I love visiting other gardens and getting ideas. Last week I went to the Tucson Botanical Gardens and the butterfly green house. It was amazing. The greenhouse was full of plants that grow in San Diego such as hibiscus and Pentas lanceolata, which was beautiful. I might try to plant it. I see it grows as a perennial here and as an annual other locales.

I had some little garden helpers with me on the tour. The butterflies were attracted to them.

We really enjoyed the butterfly house, but there was so much more to see. So many of the plants both inside the 80 degree green house and outside the butterfly house, can grow in San Diego. That’s what so amazing about the climate here. We can grow almost anything.

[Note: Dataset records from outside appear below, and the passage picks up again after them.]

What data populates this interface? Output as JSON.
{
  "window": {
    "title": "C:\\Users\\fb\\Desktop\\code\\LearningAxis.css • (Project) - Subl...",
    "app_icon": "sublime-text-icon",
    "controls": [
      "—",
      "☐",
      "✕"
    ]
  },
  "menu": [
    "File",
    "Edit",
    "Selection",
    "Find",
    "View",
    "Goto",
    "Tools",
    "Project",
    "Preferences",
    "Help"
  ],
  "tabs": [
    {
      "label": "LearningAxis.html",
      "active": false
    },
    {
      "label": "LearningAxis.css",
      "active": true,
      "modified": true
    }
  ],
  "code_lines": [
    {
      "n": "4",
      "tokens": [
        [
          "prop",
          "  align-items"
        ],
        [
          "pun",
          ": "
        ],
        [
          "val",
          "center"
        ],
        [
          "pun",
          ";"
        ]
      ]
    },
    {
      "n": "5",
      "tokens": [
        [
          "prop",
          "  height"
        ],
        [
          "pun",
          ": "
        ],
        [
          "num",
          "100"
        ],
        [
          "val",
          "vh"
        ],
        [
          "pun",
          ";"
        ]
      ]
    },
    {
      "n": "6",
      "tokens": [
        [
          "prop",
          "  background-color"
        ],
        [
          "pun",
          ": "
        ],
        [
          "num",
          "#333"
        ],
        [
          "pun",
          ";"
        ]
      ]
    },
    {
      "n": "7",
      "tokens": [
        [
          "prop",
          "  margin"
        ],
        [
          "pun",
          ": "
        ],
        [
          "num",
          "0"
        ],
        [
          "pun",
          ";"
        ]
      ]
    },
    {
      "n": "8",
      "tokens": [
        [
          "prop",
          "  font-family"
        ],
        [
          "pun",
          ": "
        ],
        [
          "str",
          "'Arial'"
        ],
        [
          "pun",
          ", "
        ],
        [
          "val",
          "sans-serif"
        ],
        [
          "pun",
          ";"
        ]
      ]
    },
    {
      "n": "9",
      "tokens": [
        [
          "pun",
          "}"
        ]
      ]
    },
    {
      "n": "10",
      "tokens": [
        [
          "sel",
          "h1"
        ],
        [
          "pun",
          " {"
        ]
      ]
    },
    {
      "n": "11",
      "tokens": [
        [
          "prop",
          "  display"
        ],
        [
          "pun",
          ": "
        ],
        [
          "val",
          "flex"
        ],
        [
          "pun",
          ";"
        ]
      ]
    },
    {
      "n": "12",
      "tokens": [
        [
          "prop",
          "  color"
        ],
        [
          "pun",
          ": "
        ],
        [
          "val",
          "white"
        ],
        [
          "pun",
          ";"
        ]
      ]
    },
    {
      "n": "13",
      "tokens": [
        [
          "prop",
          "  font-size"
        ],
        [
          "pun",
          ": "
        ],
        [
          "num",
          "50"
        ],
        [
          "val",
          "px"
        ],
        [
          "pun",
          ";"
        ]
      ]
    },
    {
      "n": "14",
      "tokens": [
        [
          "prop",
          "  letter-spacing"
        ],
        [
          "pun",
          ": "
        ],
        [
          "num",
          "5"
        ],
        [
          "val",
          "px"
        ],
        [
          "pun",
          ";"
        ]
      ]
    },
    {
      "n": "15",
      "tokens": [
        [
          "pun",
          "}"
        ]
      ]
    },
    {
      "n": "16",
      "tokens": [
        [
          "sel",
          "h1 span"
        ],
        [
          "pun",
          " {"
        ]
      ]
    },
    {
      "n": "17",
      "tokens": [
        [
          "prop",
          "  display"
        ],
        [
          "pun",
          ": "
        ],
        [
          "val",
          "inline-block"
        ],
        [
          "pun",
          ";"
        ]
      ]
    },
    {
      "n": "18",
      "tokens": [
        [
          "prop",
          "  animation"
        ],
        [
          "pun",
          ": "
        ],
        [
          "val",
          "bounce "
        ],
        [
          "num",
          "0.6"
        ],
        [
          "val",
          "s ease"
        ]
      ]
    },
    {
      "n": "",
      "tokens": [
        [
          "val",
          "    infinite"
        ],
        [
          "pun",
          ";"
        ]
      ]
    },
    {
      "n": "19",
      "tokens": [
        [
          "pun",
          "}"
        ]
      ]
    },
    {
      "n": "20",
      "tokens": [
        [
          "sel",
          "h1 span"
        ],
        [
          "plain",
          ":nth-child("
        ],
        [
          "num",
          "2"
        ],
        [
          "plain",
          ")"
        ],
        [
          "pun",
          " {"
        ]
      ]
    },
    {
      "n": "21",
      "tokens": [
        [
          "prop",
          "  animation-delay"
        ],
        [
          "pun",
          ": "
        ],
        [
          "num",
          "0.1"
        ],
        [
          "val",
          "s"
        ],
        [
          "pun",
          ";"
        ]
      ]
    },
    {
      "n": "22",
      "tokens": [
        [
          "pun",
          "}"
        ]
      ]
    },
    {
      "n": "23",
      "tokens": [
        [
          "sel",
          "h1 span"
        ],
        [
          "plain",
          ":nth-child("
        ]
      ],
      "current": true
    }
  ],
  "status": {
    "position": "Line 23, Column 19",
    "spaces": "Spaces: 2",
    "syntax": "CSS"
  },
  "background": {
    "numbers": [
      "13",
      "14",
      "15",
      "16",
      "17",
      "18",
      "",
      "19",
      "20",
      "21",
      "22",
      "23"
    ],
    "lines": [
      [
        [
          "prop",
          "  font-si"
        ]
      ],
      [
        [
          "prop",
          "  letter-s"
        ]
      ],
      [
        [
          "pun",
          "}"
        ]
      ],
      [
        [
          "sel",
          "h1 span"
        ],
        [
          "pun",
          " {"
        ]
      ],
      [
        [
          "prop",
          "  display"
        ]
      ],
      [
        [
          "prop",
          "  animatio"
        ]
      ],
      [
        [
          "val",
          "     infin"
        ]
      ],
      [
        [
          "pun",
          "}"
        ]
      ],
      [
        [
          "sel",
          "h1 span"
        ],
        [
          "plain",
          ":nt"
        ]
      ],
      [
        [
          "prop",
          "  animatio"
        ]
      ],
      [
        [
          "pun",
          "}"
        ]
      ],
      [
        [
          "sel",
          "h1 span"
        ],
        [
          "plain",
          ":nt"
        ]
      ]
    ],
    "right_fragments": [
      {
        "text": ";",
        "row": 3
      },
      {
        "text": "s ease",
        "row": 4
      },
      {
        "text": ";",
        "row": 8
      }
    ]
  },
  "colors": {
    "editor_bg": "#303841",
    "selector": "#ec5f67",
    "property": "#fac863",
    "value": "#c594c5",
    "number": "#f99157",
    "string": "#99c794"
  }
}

But here is a shady fountain that they have planted and turned into a flowerbed. I think that’s Dusty Miller, which, I am surprised to learn, is a type of Artemisia. I don’t usually like Dusty Miller, but I love my Artemisia Powis Castle. I am not so great at growing it, but I love its smell and its silver gray color. I love all the funny names it has too like Wormwood. I read that is has been grown since “the time of ancient Greece.” (Sunset Western Garden book.) Now that I read this, I see I need to prune it in the fall. Maybe that’s my problem. Anyway, here it is in Tucson:

I also loved the Barrio Garden with its roses, fig trees, purple heart (the deep purple houseplant-type that grew profusely in the flowerbeds in the house I grew up in), pomegranates, and tombstone roses. Just beautiful!

I love the look of this garden path (see below), which is lush and full, despite the heat. This pictures shows a pomegranate, a mesquite and some other flowers in the wildflower garden area. If you are ever in Tucson, be sure to visit this wonderful place!

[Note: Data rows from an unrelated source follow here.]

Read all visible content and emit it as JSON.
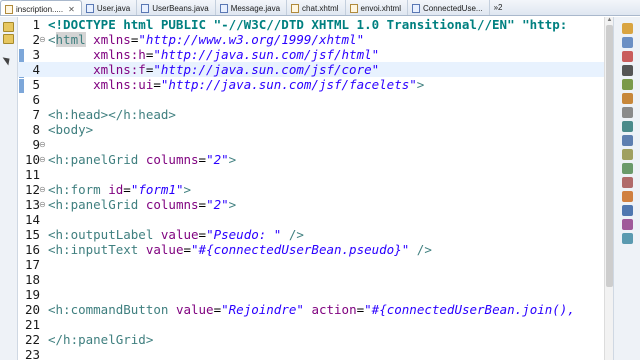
{
  "tabs": [
    {
      "label": "inscription.....",
      "kind": "xhtml",
      "active": true,
      "close": "✕"
    },
    {
      "label": "User.java",
      "kind": "java",
      "active": false
    },
    {
      "label": "UserBeans.java",
      "kind": "java",
      "active": false
    },
    {
      "label": "Message.java",
      "kind": "java",
      "active": false
    },
    {
      "label": "chat.xhtml",
      "kind": "xhtml",
      "active": false
    },
    {
      "label": "envoi.xhtml",
      "kind": "xhtml",
      "active": false
    },
    {
      "label": "ConnectedUse...",
      "kind": "java",
      "active": false
    }
  ],
  "tab_overflow": "»2",
  "editor": {
    "current_line": 4,
    "lines": [
      {
        "n": "1",
        "fold": "",
        "seg": [
          [
            "dt",
            "<!DOCTYPE html PUBLIC \"-//W3C//DTD XHTML 1.0 Transitional//EN\" \"http:"
          ]
        ]
      },
      {
        "n": "2",
        "fold": "⊖",
        "seg": [
          [
            "tg",
            "<"
          ],
          [
            "tg hl",
            "html"
          ],
          [
            "pl",
            " "
          ],
          [
            "at",
            "xmlns"
          ],
          [
            "pl",
            "="
          ],
          [
            "av",
            "\"http://www.w3.org/1999/xhtml\""
          ]
        ]
      },
      {
        "n": "3",
        "fold": "",
        "seg": [
          [
            "pl",
            "      "
          ],
          [
            "at",
            "xmlns:h"
          ],
          [
            "pl",
            "="
          ],
          [
            "av",
            "\"http://java.sun.com/jsf/html\""
          ]
        ]
      },
      {
        "n": "4",
        "fold": "",
        "seg": [
          [
            "pl",
            "      "
          ],
          [
            "at",
            "xmlns:f"
          ],
          [
            "pl",
            "="
          ],
          [
            "av",
            "\"http://java.sun.com/jsf/core\""
          ]
        ]
      },
      {
        "n": "5",
        "fold": "",
        "seg": [
          [
            "pl",
            "      "
          ],
          [
            "at",
            "xmlns:ui"
          ],
          [
            "pl",
            "="
          ],
          [
            "av",
            "\"http://java.sun.com/jsf/facelets\""
          ],
          [
            "tg",
            ">"
          ]
        ]
      },
      {
        "n": "6",
        "fold": "",
        "seg": []
      },
      {
        "n": "7",
        "fold": "",
        "seg": [
          [
            "tg",
            "<h:head></h:head>"
          ]
        ]
      },
      {
        "n": "8",
        "fold": "",
        "seg": [
          [
            "tg",
            "<body>"
          ]
        ]
      },
      {
        "n": "9",
        "fold": "⊖",
        "seg": []
      },
      {
        "n": "10",
        "fold": "⊖",
        "seg": [
          [
            "tg",
            "<h:panelGrid"
          ],
          [
            "pl",
            " "
          ],
          [
            "at",
            "columns"
          ],
          [
            "pl",
            "="
          ],
          [
            "av",
            "\"2\""
          ],
          [
            "tg",
            ">"
          ]
        ]
      },
      {
        "n": "11",
        "fold": "",
        "seg": []
      },
      {
        "n": "12",
        "fold": "⊖",
        "seg": [
          [
            "tg",
            "<h:form"
          ],
          [
            "pl",
            " "
          ],
          [
            "at",
            "id"
          ],
          [
            "pl",
            "="
          ],
          [
            "av",
            "\"form1\""
          ],
          [
            "tg",
            ">"
          ]
        ]
      },
      {
        "n": "13",
        "fold": "⊖",
        "seg": [
          [
            "tg",
            "<h:panelGrid"
          ],
          [
            "pl",
            " "
          ],
          [
            "at",
            "columns"
          ],
          [
            "pl",
            "="
          ],
          [
            "av",
            "\"2\""
          ],
          [
            "tg",
            ">"
          ]
        ]
      },
      {
        "n": "14",
        "fold": "",
        "seg": []
      },
      {
        "n": "15",
        "fold": "",
        "seg": [
          [
            "tg",
            "<h:outputLabel"
          ],
          [
            "pl",
            " "
          ],
          [
            "at",
            "value"
          ],
          [
            "pl",
            "="
          ],
          [
            "av",
            "\"Pseudo: \""
          ],
          [
            "pl",
            " "
          ],
          [
            "tg",
            "/>"
          ]
        ]
      },
      {
        "n": "16",
        "fold": "",
        "seg": [
          [
            "tg",
            "<h:inputText"
          ],
          [
            "pl",
            " "
          ],
          [
            "at",
            "value"
          ],
          [
            "pl",
            "="
          ],
          [
            "av",
            "\"#{connectedUserBean.pseudo}\""
          ],
          [
            "pl",
            " "
          ],
          [
            "tg",
            "/>"
          ]
        ]
      },
      {
        "n": "17",
        "fold": "",
        "seg": []
      },
      {
        "n": "18",
        "fold": "",
        "seg": []
      },
      {
        "n": "19",
        "fold": "",
        "seg": []
      },
      {
        "n": "20",
        "fold": "",
        "seg": [
          [
            "tg",
            "<h:commandButton"
          ],
          [
            "pl",
            " "
          ],
          [
            "at",
            "value"
          ],
          [
            "pl",
            "="
          ],
          [
            "av",
            "\"Rejoindre\""
          ],
          [
            "pl",
            " "
          ],
          [
            "at",
            "action"
          ],
          [
            "pl",
            "="
          ],
          [
            "av",
            "\"#{connectedUserBean.join(),"
          ]
        ]
      },
      {
        "n": "21",
        "fold": "",
        "seg": []
      },
      {
        "n": "22",
        "fold": "",
        "seg": [
          [
            "tg",
            "</h:panelGrid>"
          ]
        ]
      },
      {
        "n": "23",
        "fold": "",
        "seg": []
      }
    ]
  },
  "left_strip_icons": [
    "folder-icon",
    "folder-icon",
    "mouse-pointer-icon"
  ],
  "right_toolbar_icons": [
    {
      "name": "outline-icon",
      "color": "#d9a441"
    },
    {
      "name": "task-list-icon",
      "color": "#6b8fc4"
    },
    {
      "name": "problems-icon",
      "color": "#c95c5c"
    },
    {
      "name": "console-icon",
      "color": "#555555"
    },
    {
      "name": "search-icon",
      "color": "#7a9a4a"
    },
    {
      "name": "servers-icon",
      "color": "#c7873a"
    },
    {
      "name": "properties-icon",
      "color": "#8a8a8a"
    },
    {
      "name": "data-source-icon",
      "color": "#4a8a8a"
    },
    {
      "name": "snippets-icon",
      "color": "#5e7fb0"
    },
    {
      "name": "history-icon",
      "color": "#a0a060"
    },
    {
      "name": "navigator-icon",
      "color": "#6a9a6a"
    },
    {
      "name": "markers-icon",
      "color": "#b06a6a"
    },
    {
      "name": "palette-icon",
      "color": "#d08040"
    },
    {
      "name": "bookmarks-icon",
      "color": "#4f77b0"
    },
    {
      "name": "call-hierarchy-icon",
      "color": "#a05a9a"
    },
    {
      "name": "javadoc-icon",
      "color": "#5a9ab0"
    }
  ]
}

Of course, March is a wonderful time to visit Tucson.  Everything is blooming–the Palo Verde trees are full of yellow blossoms. They float down the street reminding me of buttered popcorn. My great-grandma tried her whole life to paint one that satisfied her with its perfection. The vibrant yellow flowers against the sage green branches made a very compelling subject. Since I don’t paint, I write, and I can write about her trying to paint, but mainly I prefer to watch them because they are full of pollen and make me sneeze! (If I find a picture, I will post it.)